Getting It Wrong – $300million Wrong
One of the great branding wars of the past 10 years has been the battle for the hearts and minds of home PC users between Microsoft and Apple computers.
Apple, after almost facing corporate collapse in the late 1980’s and early 1990’s clawed their way back into the home PC market by launching range after range of nicely designed, highly attractive and functional desktop PC’s, lap tops and MP3 players which rode the fine line between high end industrial design and computer hardware.
Microsoft, apart from the X-Box doesn’t actually make hardware – it makes software and faces all the problems of companies that sell services – that it’s hard to get passionate about something as benign as a word processing problem, it’s hard to get emotional about an operating system and what type of spread-sheeting or email system you use, when it doesn’t actually define you.
Using an Apple on the other hand does and Apple has exploited this to this hilt – releasing a series of ads which encourage people to believe that using an Apple is a part of who they are.
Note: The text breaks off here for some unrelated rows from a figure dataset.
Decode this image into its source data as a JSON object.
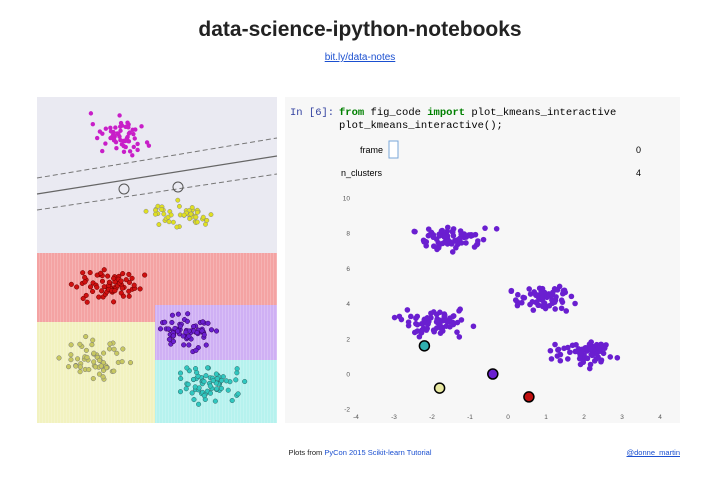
{
  "header": {
    "title": "data-science-ipython-notebooks",
    "link": "bit.ly/data-notes"
  },
  "notebook": {
    "prompt": "In [6]:",
    "code": [
      [
        "from",
        " fig_code ",
        "import",
        " plot_kmeans_interactive"
      ],
      [
        "plot_kmeans_interactive();"
      ]
    ],
    "widgets": [
      {
        "label": "frame",
        "value": 0
      },
      {
        "label": "n_clusters",
        "value": 4
      }
    ],
    "plot": {
      "xticks": [
        -4,
        -3,
        -2,
        -1,
        0,
        1,
        2,
        3,
        4
      ],
      "yticks": [
        -2,
        0,
        2,
        4,
        6,
        8,
        10
      ]
    }
  },
  "footer": {
    "prefix": "Plots from",
    "link": "PyCon 2015 Scikit-learn Tutorial",
    "handle": "@donne_martin"
  }
}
Apple also focused on user simplicity, functional interfaces and owning the words cool, reliable and useful in the consumers mind.
This week Microsoft responded, finally tired of being defined as what they feel they are not, they released an ad featuring two great brands - Bill Gates and Jerry Seinfeld and it’s a stinker.
The ad is slow, long and completely pointless.
Microsoft premièred the ad during last Thursday night’s broadcast of the National Football League’s season kickoff game, one of the most watched slots in American TV.
The ad, which is clearly designed to be quirky doesn’t have a direct mention of Microsoft, or Vista or anything until the near the end, instead it focusses on a dialogue about shoes, the final credits simply finish with the Microsoft logo and the strapline “The future, delicious”.
The ad was created by Crispin Porter & Bogusky – a company with apparently deserved of its reputation for oddness.